«Чтобы ты, мама, чувствовала свободно. Это денежки твои, хочешь — бери, хочешь — копи и мне не отчитывайся. Заслужила». До слез! У кого такая дочь! Решила копить. Вдруг подвернется что-то насчет садика, кто-то продавать будет дешево, мало ли как? Денег было много, Зоя Степанна месяц от месяца ходила проверять в сберкассу свою кубышку. А потом по телевизору как-то показали передачу про бандитов. Как они под своими же пулями мрут, и как их потом с помпой хоронят и разные скульптуры, как в парке, в натуральную величину ставят. И задумалась, почему бы ей не поставить ее Володьке хоть какой-никакой памятник. Не скульптуру, конечно, а камень. Но большой, двухспальный, чтоб потом вдвоем убраться. Деньги есть.

Могилка Володькина никудышная, в том смысле, что на старом городском кладбище уже не хоронили, а повезли за город в Подвалиху, добираться два часа на трех автобусах, если сразу подойдут. И место плохое, рядом болото, ни деревца, ни тени, ни зацепочки. Поле и поле. А Катька, у которой там мать, в газете прочитала, что кладбище это незаконное, земля ничья, и город его будет сносить, и захоронения новые запретят. А старые? Как же незаконно, когда вон докуда хватает глаз — кресты и кресты! И у Володьки крест простой, как у всех. Он помер на инвалидности, хоронить помогал Зои Степанны завод. А он им кто? Никто. Ограда редкая, голубенький жестяной крестик. Ровняй бульдозером, как хочешь.

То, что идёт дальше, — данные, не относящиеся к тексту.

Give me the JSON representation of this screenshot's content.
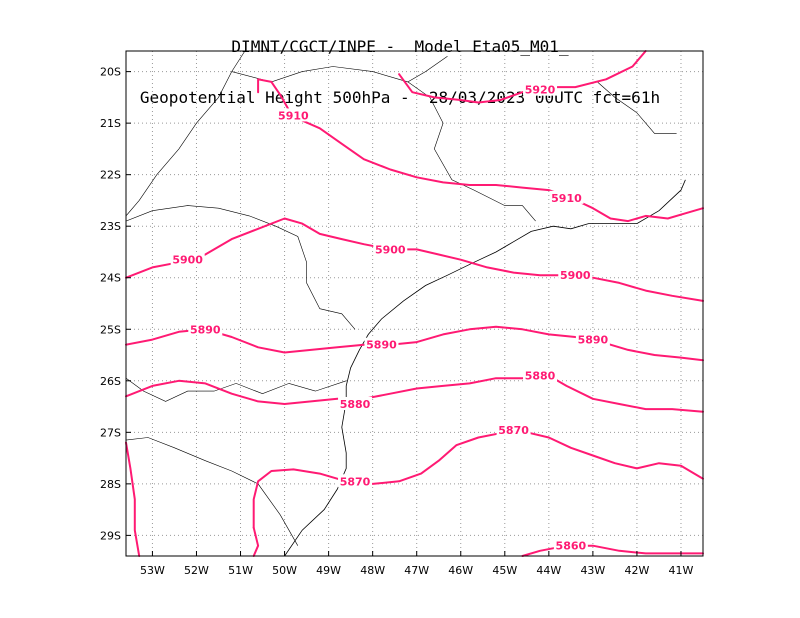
{
  "title": {
    "line1": "DIMNT/CGCT/INPE -  Model Eta05_M01_",
    "line2": "Geopotential Height 500hPa -  28/03/2023 00UTC fct=61h"
  },
  "colors": {
    "contour": "#ff1a73",
    "coast": "#000000",
    "grid": "#999999",
    "frame": "#000000"
  },
  "chart_data": {
    "type": "contour",
    "map_projection": "lat-lon",
    "xlim": [
      -53.6,
      -40.5
    ],
    "ylim": [
      -29.4,
      -19.6
    ],
    "grid": true,
    "grid_style": "dotted",
    "x_ticks": [
      {
        "value": -53,
        "label": "53W"
      },
      {
        "value": -52,
        "label": "52W"
      },
      {
        "value": -51,
        "label": "51W"
      },
      {
        "value": -50,
        "label": "50W"
      },
      {
        "value": -49,
        "label": "49W"
      },
      {
        "value": -48,
        "label": "48W"
      },
      {
        "value": -47,
        "label": "47W"
      },
      {
        "value": -46,
        "label": "46W"
      },
      {
        "value": -45,
        "label": "45W"
      },
      {
        "value": -44,
        "label": "44W"
      },
      {
        "value": -43,
        "label": "43W"
      },
      {
        "value": -42,
        "label": "42W"
      },
      {
        "value": -41,
        "label": "41W"
      }
    ],
    "y_ticks": [
      {
        "value": -20,
        "label": "20S"
      },
      {
        "value": -21,
        "label": "21S"
      },
      {
        "value": -22,
        "label": "22S"
      },
      {
        "value": -23,
        "label": "23S"
      },
      {
        "value": -24,
        "label": "24S"
      },
      {
        "value": -25,
        "label": "25S"
      },
      {
        "value": -26,
        "label": "26S"
      },
      {
        "value": -27,
        "label": "27S"
      },
      {
        "value": -28,
        "label": "28S"
      },
      {
        "value": -29,
        "label": "29S"
      }
    ],
    "contours": [
      {
        "level": "5920",
        "lines": [
          [
            [
              -47.4,
              -20.05
            ],
            [
              -47.1,
              -20.4
            ],
            [
              -46.6,
              -20.5
            ],
            [
              -46.0,
              -20.55
            ],
            [
              -45.6,
              -20.6
            ],
            [
              -45.1,
              -20.55
            ],
            [
              -44.6,
              -20.4
            ],
            [
              -44.0,
              -20.3
            ],
            [
              -43.4,
              -20.3
            ],
            [
              -42.7,
              -20.15
            ],
            [
              -42.1,
              -19.9
            ],
            [
              -41.8,
              -19.6
            ]
          ]
        ],
        "labels": [
          {
            "lon": -44.2,
            "lat": -20.35,
            "text": "5920"
          }
        ]
      },
      {
        "level": "5910",
        "lines": [
          [
            [
              -50.6,
              -20.4
            ],
            [
              -50.6,
              -20.15
            ],
            [
              -50.3,
              -20.2
            ],
            [
              -50.1,
              -20.45
            ],
            [
              -49.9,
              -20.75
            ],
            [
              -49.6,
              -20.95
            ],
            [
              -49.2,
              -21.1
            ],
            [
              -48.7,
              -21.4
            ],
            [
              -48.2,
              -21.7
            ],
            [
              -47.6,
              -21.9
            ],
            [
              -47.0,
              -22.05
            ],
            [
              -46.4,
              -22.15
            ],
            [
              -45.8,
              -22.2
            ],
            [
              -45.2,
              -22.2
            ],
            [
              -44.6,
              -22.25
            ],
            [
              -44.0,
              -22.3
            ],
            [
              -43.5,
              -22.45
            ],
            [
              -43.0,
              -22.65
            ],
            [
              -42.6,
              -22.85
            ],
            [
              -42.2,
              -22.9
            ],
            [
              -41.8,
              -22.8
            ],
            [
              -41.3,
              -22.85
            ],
            [
              -40.9,
              -22.75
            ],
            [
              -40.5,
              -22.65
            ]
          ]
        ],
        "labels": [
          {
            "lon": -49.8,
            "lat": -20.85,
            "text": "5910"
          },
          {
            "lon": -43.6,
            "lat": -22.45,
            "text": "5910"
          }
        ]
      },
      {
        "level": "5900",
        "lines": [
          [
            [
              -53.6,
              -24.0
            ],
            [
              -53.0,
              -23.8
            ],
            [
              -52.4,
              -23.7
            ],
            [
              -51.8,
              -23.55
            ],
            [
              -51.2,
              -23.25
            ],
            [
              -50.6,
              -23.05
            ],
            [
              -50.0,
              -22.85
            ],
            [
              -49.6,
              -22.95
            ],
            [
              -49.2,
              -23.15
            ],
            [
              -48.7,
              -23.25
            ],
            [
              -48.2,
              -23.35
            ],
            [
              -47.6,
              -23.45
            ],
            [
              -47.0,
              -23.45
            ],
            [
              -46.5,
              -23.55
            ],
            [
              -46.0,
              -23.65
            ],
            [
              -45.4,
              -23.8
            ],
            [
              -44.8,
              -23.9
            ],
            [
              -44.2,
              -23.95
            ],
            [
              -43.6,
              -23.95
            ],
            [
              -43.0,
              -24.0
            ],
            [
              -42.4,
              -24.1
            ],
            [
              -41.8,
              -24.25
            ],
            [
              -41.2,
              -24.35
            ],
            [
              -40.5,
              -24.45
            ]
          ]
        ],
        "labels": [
          {
            "lon": -52.2,
            "lat": -23.65,
            "text": "5900"
          },
          {
            "lon": -47.6,
            "lat": -23.45,
            "text": "5900"
          },
          {
            "lon": -43.4,
            "lat": -23.95,
            "text": "5900"
          }
        ]
      },
      {
        "level": "5890",
        "lines": [
          [
            [
              -53.6,
              -25.3
            ],
            [
              -53.0,
              -25.2
            ],
            [
              -52.4,
              -25.05
            ],
            [
              -51.8,
              -25.0
            ],
            [
              -51.2,
              -25.15
            ],
            [
              -50.6,
              -25.35
            ],
            [
              -50.0,
              -25.45
            ],
            [
              -49.4,
              -25.4
            ],
            [
              -48.8,
              -25.35
            ],
            [
              -48.2,
              -25.3
            ],
            [
              -47.6,
              -25.3
            ],
            [
              -47.0,
              -25.25
            ],
            [
              -46.4,
              -25.1
            ],
            [
              -45.8,
              -25.0
            ],
            [
              -45.2,
              -24.95
            ],
            [
              -44.6,
              -25.0
            ],
            [
              -44.0,
              -25.1
            ],
            [
              -43.4,
              -25.15
            ],
            [
              -42.8,
              -25.25
            ],
            [
              -42.2,
              -25.4
            ],
            [
              -41.6,
              -25.5
            ],
            [
              -41.0,
              -25.55
            ],
            [
              -40.5,
              -25.6
            ]
          ]
        ],
        "labels": [
          {
            "lon": -51.8,
            "lat": -25.0,
            "text": "5890"
          },
          {
            "lon": -47.8,
            "lat": -25.3,
            "text": "5890"
          },
          {
            "lon": -43.0,
            "lat": -25.2,
            "text": "5890"
          }
        ]
      },
      {
        "level": "5880",
        "lines": [
          [
            [
              -53.6,
              -26.3
            ],
            [
              -53.0,
              -26.1
            ],
            [
              -52.4,
              -26.0
            ],
            [
              -51.8,
              -26.05
            ],
            [
              -51.2,
              -26.25
            ],
            [
              -50.6,
              -26.4
            ],
            [
              -50.0,
              -26.45
            ],
            [
              -49.4,
              -26.4
            ],
            [
              -48.8,
              -26.35
            ],
            [
              -48.2,
              -26.35
            ],
            [
              -47.6,
              -26.25
            ],
            [
              -47.0,
              -26.15
            ],
            [
              -46.4,
              -26.1
            ],
            [
              -45.8,
              -26.05
            ],
            [
              -45.2,
              -25.95
            ],
            [
              -44.6,
              -25.95
            ],
            [
              -44.0,
              -25.9
            ],
            [
              -43.6,
              -26.1
            ],
            [
              -43.0,
              -26.35
            ],
            [
              -42.4,
              -26.45
            ],
            [
              -41.8,
              -26.55
            ],
            [
              -41.2,
              -26.55
            ],
            [
              -40.5,
              -26.6
            ]
          ]
        ],
        "labels": [
          {
            "lon": -48.4,
            "lat": -26.45,
            "text": "5880"
          },
          {
            "lon": -44.2,
            "lat": -25.9,
            "text": "5880"
          }
        ]
      },
      {
        "level": "5870",
        "lines": [
          [
            [
              -50.7,
              -28.85
            ],
            [
              -50.7,
              -28.3
            ],
            [
              -50.6,
              -27.95
            ],
            [
              -50.3,
              -27.75
            ],
            [
              -49.8,
              -27.72
            ],
            [
              -49.2,
              -27.8
            ],
            [
              -48.6,
              -27.95
            ],
            [
              -48.0,
              -28.0
            ],
            [
              -47.4,
              -27.95
            ],
            [
              -46.9,
              -27.8
            ],
            [
              -46.5,
              -27.55
            ],
            [
              -46.1,
              -27.25
            ],
            [
              -45.6,
              -27.1
            ],
            [
              -45.0,
              -27.0
            ],
            [
              -44.5,
              -27.0
            ],
            [
              -44.0,
              -27.1
            ],
            [
              -43.5,
              -27.3
            ],
            [
              -43.0,
              -27.45
            ],
            [
              -42.5,
              -27.6
            ],
            [
              -42.0,
              -27.7
            ],
            [
              -41.5,
              -27.6
            ],
            [
              -41.0,
              -27.65
            ],
            [
              -40.5,
              -27.9
            ]
          ],
          [
            [
              -50.7,
              -28.85
            ],
            [
              -50.6,
              -29.2
            ],
            [
              -50.7,
              -29.4
            ]
          ]
        ],
        "labels": [
          {
            "lon": -48.4,
            "lat": -27.95,
            "text": "5870"
          },
          {
            "lon": -44.8,
            "lat": -26.95,
            "text": "5870"
          }
        ]
      },
      {
        "level": "5860",
        "lines": [
          [
            [
              -53.3,
              -29.4
            ],
            [
              -53.4,
              -28.9
            ],
            [
              -53.4,
              -28.3
            ],
            [
              -53.5,
              -27.7
            ],
            [
              -53.6,
              -27.2
            ]
          ],
          [
            [
              -44.6,
              -29.4
            ],
            [
              -44.2,
              -29.3
            ],
            [
              -43.6,
              -29.2
            ],
            [
              -43.0,
              -29.2
            ],
            [
              -42.4,
              -29.3
            ],
            [
              -41.8,
              -29.35
            ],
            [
              -41.2,
              -29.35
            ],
            [
              -40.5,
              -29.35
            ]
          ]
        ],
        "labels": [
          {
            "lon": -43.5,
            "lat": -29.2,
            "text": "5860"
          }
        ]
      }
    ]
  },
  "map_lines": {
    "coast": [
      [
        [
          -40.9,
          -22.1
        ],
        [
          -41.0,
          -22.3
        ],
        [
          -41.5,
          -22.7
        ],
        [
          -42.0,
          -22.95
        ],
        [
          -42.5,
          -22.95
        ],
        [
          -43.1,
          -22.95
        ],
        [
          -43.5,
          -23.05
        ],
        [
          -43.9,
          -23.0
        ],
        [
          -44.4,
          -23.1
        ],
        [
          -44.8,
          -23.3
        ],
        [
          -45.2,
          -23.5
        ],
        [
          -45.7,
          -23.7
        ],
        [
          -46.3,
          -23.95
        ],
        [
          -46.8,
          -24.15
        ],
        [
          -47.3,
          -24.45
        ],
        [
          -47.8,
          -24.8
        ],
        [
          -48.1,
          -25.1
        ],
        [
          -48.3,
          -25.4
        ],
        [
          -48.5,
          -25.75
        ],
        [
          -48.6,
          -26.1
        ],
        [
          -48.6,
          -26.4
        ],
        [
          -48.7,
          -26.9
        ],
        [
          -48.6,
          -27.4
        ],
        [
          -48.6,
          -27.7
        ],
        [
          -48.8,
          -28.1
        ],
        [
          -49.1,
          -28.5
        ],
        [
          -49.6,
          -28.9
        ],
        [
          -50.0,
          -29.4
        ]
      ]
    ],
    "borders": [
      [
        [
          -50.9,
          -19.6
        ],
        [
          -51.2,
          -20.0
        ],
        [
          -51.5,
          -20.5
        ],
        [
          -52.0,
          -21.0
        ],
        [
          -52.4,
          -21.5
        ],
        [
          -52.9,
          -22.0
        ],
        [
          -53.3,
          -22.5
        ],
        [
          -53.6,
          -22.8
        ]
      ],
      [
        [
          -51.2,
          -20.0
        ],
        [
          -50.3,
          -20.2
        ],
        [
          -49.6,
          -20.0
        ],
        [
          -48.9,
          -19.9
        ],
        [
          -48.0,
          -20.0
        ],
        [
          -47.2,
          -20.2
        ],
        [
          -46.7,
          -20.5
        ],
        [
          -46.4,
          -21.0
        ],
        [
          -46.6,
          -21.5
        ],
        [
          -46.2,
          -22.1
        ],
        [
          -45.7,
          -22.3
        ],
        [
          -45.0,
          -22.6
        ],
        [
          -44.6,
          -22.6
        ],
        [
          -44.3,
          -22.9
        ]
      ],
      [
        [
          -47.2,
          -20.2
        ],
        [
          -46.8,
          -20.0
        ],
        [
          -46.3,
          -19.7
        ]
      ],
      [
        [
          -42.9,
          -20.2
        ],
        [
          -42.5,
          -20.5
        ],
        [
          -42.0,
          -20.8
        ],
        [
          -41.6,
          -21.2
        ],
        [
          -41.1,
          -21.2
        ]
      ],
      [
        [
          -53.6,
          -22.9
        ],
        [
          -53.0,
          -22.7
        ],
        [
          -52.2,
          -22.6
        ],
        [
          -51.5,
          -22.65
        ],
        [
          -50.8,
          -22.8
        ],
        [
          -50.2,
          -23.0
        ],
        [
          -49.7,
          -23.2
        ],
        [
          -49.5,
          -23.7
        ],
        [
          -49.5,
          -24.1
        ],
        [
          -49.2,
          -24.6
        ],
        [
          -48.7,
          -24.7
        ],
        [
          -48.4,
          -25.0
        ]
      ],
      [
        [
          -53.6,
          -25.95
        ],
        [
          -53.2,
          -26.2
        ],
        [
          -52.7,
          -26.4
        ],
        [
          -52.2,
          -26.2
        ],
        [
          -51.6,
          -26.2
        ],
        [
          -51.1,
          -26.05
        ],
        [
          -50.5,
          -26.25
        ],
        [
          -49.9,
          -26.05
        ],
        [
          -49.3,
          -26.2
        ],
        [
          -48.6,
          -26.0
        ]
      ],
      [
        [
          -53.6,
          -27.15
        ],
        [
          -53.1,
          -27.1
        ],
        [
          -52.5,
          -27.3
        ],
        [
          -51.8,
          -27.55
        ],
        [
          -51.2,
          -27.75
        ],
        [
          -50.6,
          -28.0
        ],
        [
          -50.1,
          -28.6
        ],
        [
          -49.7,
          -29.2
        ]
      ]
    ]
  }
}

С них станется. Другое дело — камень большой. Может, тут кто известный лежит, солидный, и буквами золотыми «Грушин Владимир Андреич», мол, хороший человек. Деньги есть. И внутри плиткой выложить, а по центру оставить клумбу, а сзади посадить хороший саженец, чтоб тень давал, и шиповник к дороге, а то тот год все откопали кто-то, паразиты. Вместе с березкой.

И все ведь как хотела, сделала. Барыня барыней, заказала. Камень большой, черный, сзади как будто спина человеческая горбится, шершавый, а спереди — гладкий, как зеркальный. Буковки глубоко пробиты, фотографию высоко сделали, и для нее как раз места хватит, подправили. Красавец, хоть домой неси. Внутри все плиткой под мрамор, тоже черной, скамеечка, ограду со стороны дороги сделали высокую. По весне высадила саженцы, как хотела, шиповник махровый и жасмин. Дорого, конечно, встало, может, и переплатила где по незнанию, но общий результат самой Зое Степанне очень понравился. Такая гордость распирала, что все сама и не говорила никому, справилась. Свозила Катьку с Сережкой, у тех, конечно, челюсти отвалились! Но Катька почему-то обиделась. У них на живых-то внуков-детей не хватает, а она своего алкоголика покойного, как генсека, устроила. (Это уже потом другая соседка разговор передала.) Ну и что! «Попадет тебе от Нинки!» И попало.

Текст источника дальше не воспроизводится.